Luxemburger Militärausbilder in Mali

Mardi 02 février 2016

Nah am Kampfgeschehen

„Viele Soldaten hatten Erfahrung mit Kämpfen und damit, Menschen zu verlieren“

Malische Soldaten bei der Schießausbildung unter luxemburgischer Aufsicht.

Eine Mannstärke trägt die Luxemburger Armee zu Frieden und Sicherheit im westafrikanischen Mali bei. Der letzte Ausbilder ist nun ins Großherzogtum zurückgekehrt – mit starken Eindrücken.

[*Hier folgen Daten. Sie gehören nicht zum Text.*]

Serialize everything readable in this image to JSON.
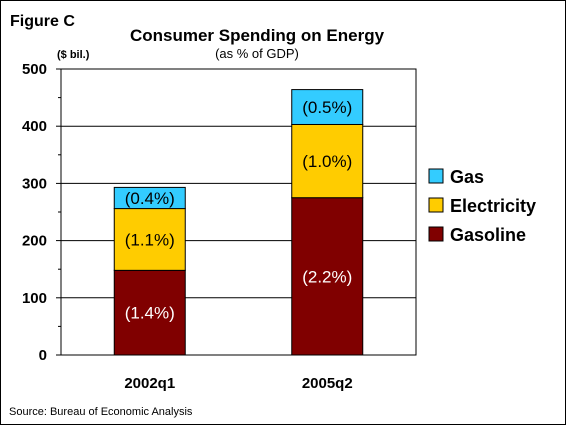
{
  "figure_label": "Figure C",
  "source": "Source:  Bureau of Economic Analysis",
  "chart_data": {
    "type": "bar",
    "stacked": true,
    "title": "Consumer Spending on Energy",
    "subtitle": "(as % of GDP)",
    "units_label": "($ bil.)",
    "categories": [
      "2002q1",
      "2005q2"
    ],
    "ylim": [
      0,
      500
    ],
    "yticks": [
      0,
      100,
      200,
      300,
      400,
      500
    ],
    "grid": true,
    "legend_position": "right",
    "series": [
      {
        "name": "Gasoline",
        "color": "#800000",
        "label_color": "#ffffff",
        "values": [
          148,
          275
        ],
        "labels": [
          "(1.4%)",
          "(2.2%)"
        ]
      },
      {
        "name": "Electricity",
        "color": "#ffcc00",
        "label_color": "#000000",
        "values": [
          108,
          128
        ],
        "labels": [
          "(1.1%)",
          "(1.0%)"
        ]
      },
      {
        "name": "Gas",
        "color": "#33ccff",
        "label_color": "#000000",
        "values": [
          37,
          61
        ],
        "labels": [
          "(0.4%)",
          "(0.5%)"
        ]
      }
    ],
    "legend_order": [
      "Gas",
      "Electricity",
      "Gasoline"
    ]
  }
}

Mali ist einer der zahlreichen Konfliktherde Afrikas. Regierungstruppen sind sowohl mit Rebellen konfrontiert, die einen unabhängigen Staat im Norden des Landes fordern, als auch mit Dschihadisten, die sich in der gleichen Region ausbreiten wollen.

In der Sorge, die malischen Streitkräfte seien vor allem den islamistischen Rebellen nicht gewachsen, beschlossen die EU-Außenminister 2013 die Regierungstruppen durch eine multinationale Ausbildungsmission zu unterstützen. Ziel sollte es sein, die territoriale Integrität und die demokratische Ordnung zu wahren. Zudem sollte die Entstehung eines Rückzugsgebiets für Dschihadisten verhindert werden.

Abzug im Januar

Auch Luxemburg nahm an der „European Union Training Mission“ in Mali teil. Jeweils für eine Zeit von sechs Monaten, war ein Soldat entsandt worden. Der letzte der Ausbilder ist Mitte Januar nun ins Großherzogtum zurückgekehrt.

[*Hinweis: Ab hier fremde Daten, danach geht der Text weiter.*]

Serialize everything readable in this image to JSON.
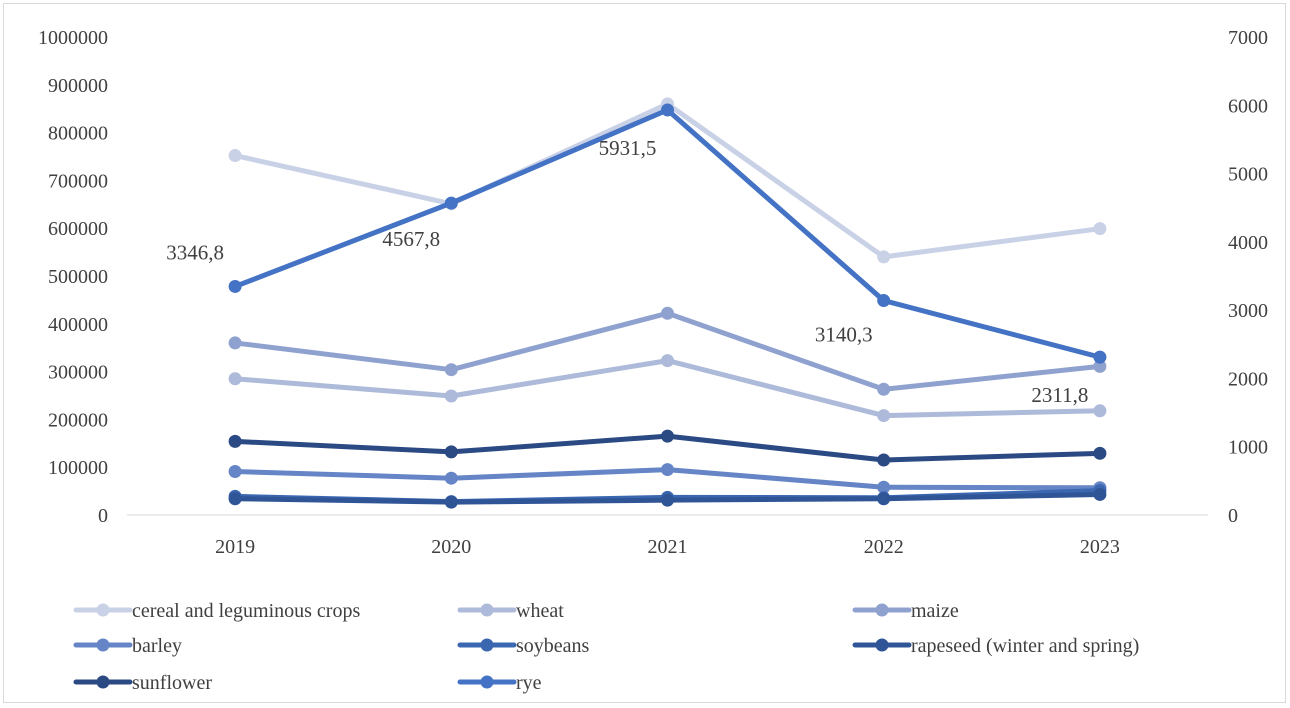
{
  "chart_data": {
    "type": "line",
    "categories": [
      "2019",
      "2020",
      "2021",
      "2022",
      "2023"
    ],
    "y_left": {
      "min": 0,
      "max": 1000000,
      "ticks": [
        "0",
        "100000",
        "200000",
        "300000",
        "400000",
        "500000",
        "600000",
        "700000",
        "800000",
        "900000",
        "1000000"
      ]
    },
    "y_right": {
      "min": 0,
      "max": 7000,
      "ticks": [
        "0",
        "1000",
        "2000",
        "3000",
        "4000",
        "5000",
        "6000",
        "7000"
      ]
    },
    "grid": false,
    "legend_position": "bottom",
    "series": [
      {
        "name": "cereal and leguminous crops",
        "axis": "left",
        "color": "#c9d1e6",
        "values": [
          752000,
          651000,
          860000,
          540000,
          599000
        ]
      },
      {
        "name": "wheat",
        "axis": "left",
        "color": "#aebad9",
        "values": [
          285000,
          249000,
          323000,
          208000,
          218000
        ]
      },
      {
        "name": "maize",
        "axis": "left",
        "color": "#8fa2cf",
        "values": [
          360000,
          304000,
          422000,
          263000,
          311000
        ]
      },
      {
        "name": "barley",
        "axis": "left",
        "color": "#6585c6",
        "values": [
          91000,
          77000,
          95000,
          58000,
          57000
        ]
      },
      {
        "name": "soybeans",
        "axis": "left",
        "color": "#3b66b0",
        "values": [
          39000,
          28000,
          37000,
          36000,
          51000
        ]
      },
      {
        "name": "rapeseed (winter and spring)",
        "axis": "left",
        "color": "#2f5597",
        "values": [
          34000,
          27000,
          31000,
          34000,
          43000
        ]
      },
      {
        "name": "sunflower",
        "axis": "left",
        "color": "#2b4a84",
        "values": [
          154000,
          132000,
          165000,
          115000,
          129000
        ]
      },
      {
        "name": "rye",
        "axis": "right",
        "color": "#4472c4",
        "values": [
          3346.8,
          4567.8,
          5931.5,
          3140.3,
          2311.8
        ],
        "labels": [
          "3346,8",
          "4567,8",
          "5931,5",
          "3140,3",
          "2311,8"
        ]
      }
    ]
  }
}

Zwei Aufgaben habe er erfüllt, erklärt der Unteroffizier, dessen Name der Generalstab der Armee wegen der aktuellen Sicherheitslage nicht nennen will: „Mein Land vertreten und meine Arbeit als Instruktor machen.“ Luxemburg habe er bei Arbeitssitzungen aller an der EUTM-Mission teilnehmenden Nationen vertreten, aber auch im Alltag. „Als einziger Vertreter seines Landes spiegelt man immer das Bild seiner ganzen Armee wider“, erklärt er. „Durch sein Benehmen, sein Auftreten und seine Arbeit.“

Mentor zu sein, für einen malischen Unteroffizier und dessen Soldaten, sei seine alltägliche Arbeit gewesen. Das habe von der militärischen Grundlagenausbildung der Rekruten bis hin zur Fortbildung kampferfahrener Einheiten gereicht.

Motiviert und lernwillig

Die Malier hätten einfache Anweisungen zu schätzen gewusst. „Nicht viel reden, aber viel zeigen oder vorführen“, erläutert der Luxemburge. „Des Weiteren wussten sie, warum sie zu uns kamen und, dass sie das Erlernte höchstwahrscheinlich bereits nach kurzer Zeit einsetzen würden. Demnach hatte ich es mit recht motivierten und lernwilligen Soldaten zu tun“.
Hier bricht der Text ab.